Итак, вставал выбор: дождаться ночи, перелезть через стену и прирезать тюфяка в шалаше или поговорить с Оми. Я почесал в паху и принял решение.
Рванув у дороги жменю синих колокольчиков, я постучал в ворота.
— Чего надобно? — устало спросил стражник.
Я поднял руку в театральном жесте, направил взор к небу и заговорил стихами:
— Этот вечер хочу,
Провести лишь с одной -
Той, что каждую ночь,
О любви я кричу.
— Чавой?
— Открой дверь, страж.
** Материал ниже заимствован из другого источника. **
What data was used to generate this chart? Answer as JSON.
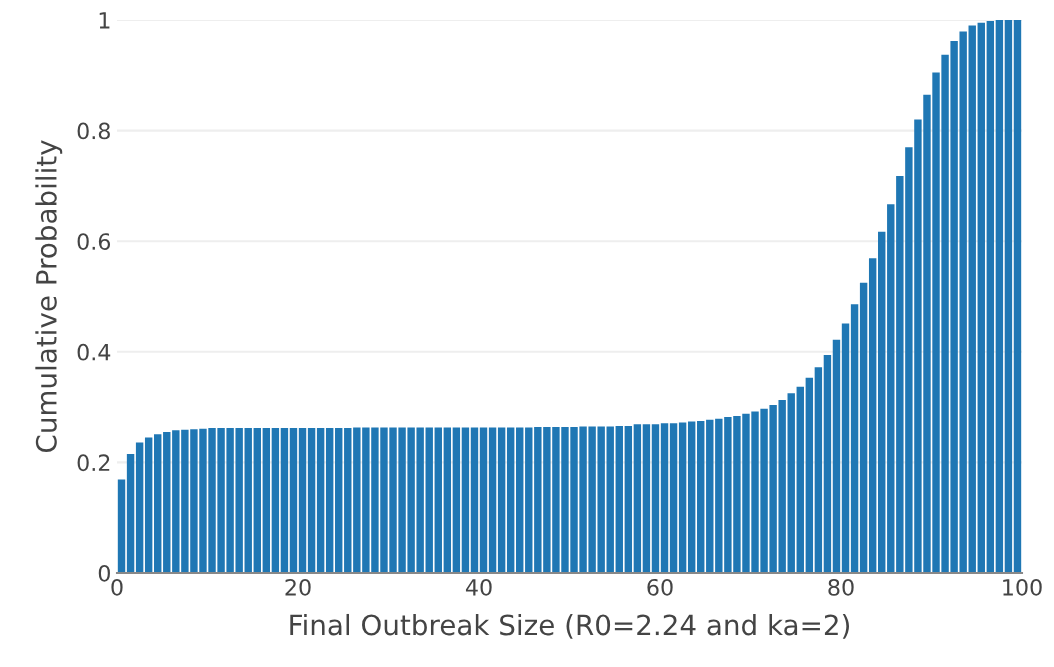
{
  "chart_data": {
    "type": "bar",
    "xlabel": "Final Outbreak Size (R0=2.24 and ka=2)",
    "ylabel": "Cumulative Probability",
    "x": [
      0.5,
      1.5,
      2.5,
      3.5,
      4.5,
      5.5,
      6.5,
      7.5,
      8.5,
      9.5,
      10.5,
      11.5,
      12.5,
      13.5,
      14.5,
      15.5,
      16.5,
      17.5,
      18.5,
      19.5,
      20.5,
      21.5,
      22.5,
      23.5,
      24.5,
      25.5,
      26.5,
      27.5,
      28.5,
      29.5,
      30.5,
      31.5,
      32.5,
      33.5,
      34.5,
      35.5,
      36.5,
      37.5,
      38.5,
      39.5,
      40.5,
      41.5,
      42.5,
      43.5,
      44.5,
      45.5,
      46.5,
      47.5,
      48.5,
      49.5,
      50.5,
      51.5,
      52.5,
      53.5,
      54.5,
      55.5,
      56.5,
      57.5,
      58.5,
      59.5,
      60.5,
      61.5,
      62.5,
      63.5,
      64.5,
      65.5,
      66.5,
      67.5,
      68.5,
      69.5,
      70.5,
      71.5,
      72.5,
      73.5,
      74.5,
      75.5,
      76.5,
      77.5,
      78.5,
      79.5,
      80.5,
      81.5,
      82.5,
      83.5,
      84.5,
      85.5,
      86.5,
      87.5,
      88.5,
      89.5,
      90.5,
      91.5,
      92.5,
      93.5,
      94.5,
      95.5,
      96.5,
      97.5,
      98.5,
      99.5
    ],
    "values": [
      0.169,
      0.215,
      0.236,
      0.245,
      0.251,
      0.255,
      0.258,
      0.259,
      0.26,
      0.261,
      0.262,
      0.262,
      0.262,
      0.262,
      0.262,
      0.262,
      0.262,
      0.262,
      0.262,
      0.262,
      0.262,
      0.262,
      0.262,
      0.262,
      0.262,
      0.262,
      0.263,
      0.263,
      0.263,
      0.263,
      0.263,
      0.263,
      0.263,
      0.263,
      0.263,
      0.263,
      0.263,
      0.263,
      0.263,
      0.263,
      0.263,
      0.263,
      0.263,
      0.263,
      0.263,
      0.263,
      0.264,
      0.264,
      0.264,
      0.264,
      0.264,
      0.265,
      0.265,
      0.265,
      0.265,
      0.266,
      0.266,
      0.269,
      0.269,
      0.269,
      0.271,
      0.271,
      0.272,
      0.274,
      0.275,
      0.277,
      0.279,
      0.282,
      0.284,
      0.288,
      0.292,
      0.297,
      0.304,
      0.313,
      0.325,
      0.337,
      0.353,
      0.372,
      0.394,
      0.422,
      0.451,
      0.486,
      0.525,
      0.569,
      0.617,
      0.667,
      0.718,
      0.77,
      0.82,
      0.865,
      0.905,
      0.937,
      0.962,
      0.979,
      0.99,
      0.995,
      0.998,
      1.0,
      1.0,
      1.0
    ],
    "color": "#1f77b4",
    "xlim": [
      0,
      100
    ],
    "xticks": [
      0,
      20,
      40,
      60,
      80,
      100
    ],
    "ylim": [
      0,
      1
    ],
    "yticks": [
      0,
      0.2,
      0.4,
      0.6,
      0.8,
      1
    ],
    "grid": "y"
  }
}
Я влюблен и очень опасен, — сказал я с лирической ноткой в голосе и добавил, взмахнув жменей колокольчиков: — Любовь отпирает любые двери.
Заклинание сработало. Ворота отворились, и бородатый детина сказал, скалясь беззубым ртом:
— На свадьбу позовешь.
— Всенепременно! — сказал я. — Где у вас кухня?
Бородач показал, как пройти к задней двери, предупредил, что в замке сейчас ужин, и мне не надо попадаться хозяевам или гостям на глаза, сказал, что он меня не пропускал и пожелал удачи. Я поблагодарил наивного добряка и шмыгнул мышкой за дверь кухни.
Тут клубился пар, и звенели кастрюлями две молодые девушки: полненькая, как булочка, со светлыми волосами и худенькая, как макаронина, брюнетка. Кто из них Оми? Я встал в дверях с букетом синих колокольчиков как вкопанный. Одна ошибка, и меня вышвырнут вон. Если подумать логически, то пышная девушка должна быть главной на кухне: она заведует продуктами, стряпает и ест сколько хочет, таская еще и домой. А худенькая — только помогает, ей перепадают только крохи, отчего она злая и страдает несварением желудка. Тут меня осенило. Надо просто позвать, и Оми повернется! Придумал — действуй!
— Оми! — позвал я.
Обе девушки развернулись одновременно. У пухленькой были глаза цвета морской воды, а у второй — карие, как поздний закат. Но это никак не решало проблемы. И теперь у меня не было времени на раздумья. Казалось, это конец. Но я нашелся: встал на одно колено, закатил глаза к потолку и проговорил в стихах:
— С букетом, сыром и вином,
К тебе лечу я мотыльком,
Хочу скорей тебя обнять,
И пальцы ног расцеловать.
Я открыл глаза, в надежде, что Оми как-то проявит себя. Но девушки обе прыснули и залились румянцем. Я пошел на второй круг:
— А этой ночью при луне,
Спою я песенку тебе,
Вина бокалами стучать,
Мы будем голые плясать.
Я открыл глаза. На этот раз девушки разделились: светленькая засмеялась, а вот темненькая нахмурилась. Но кто из них Оми?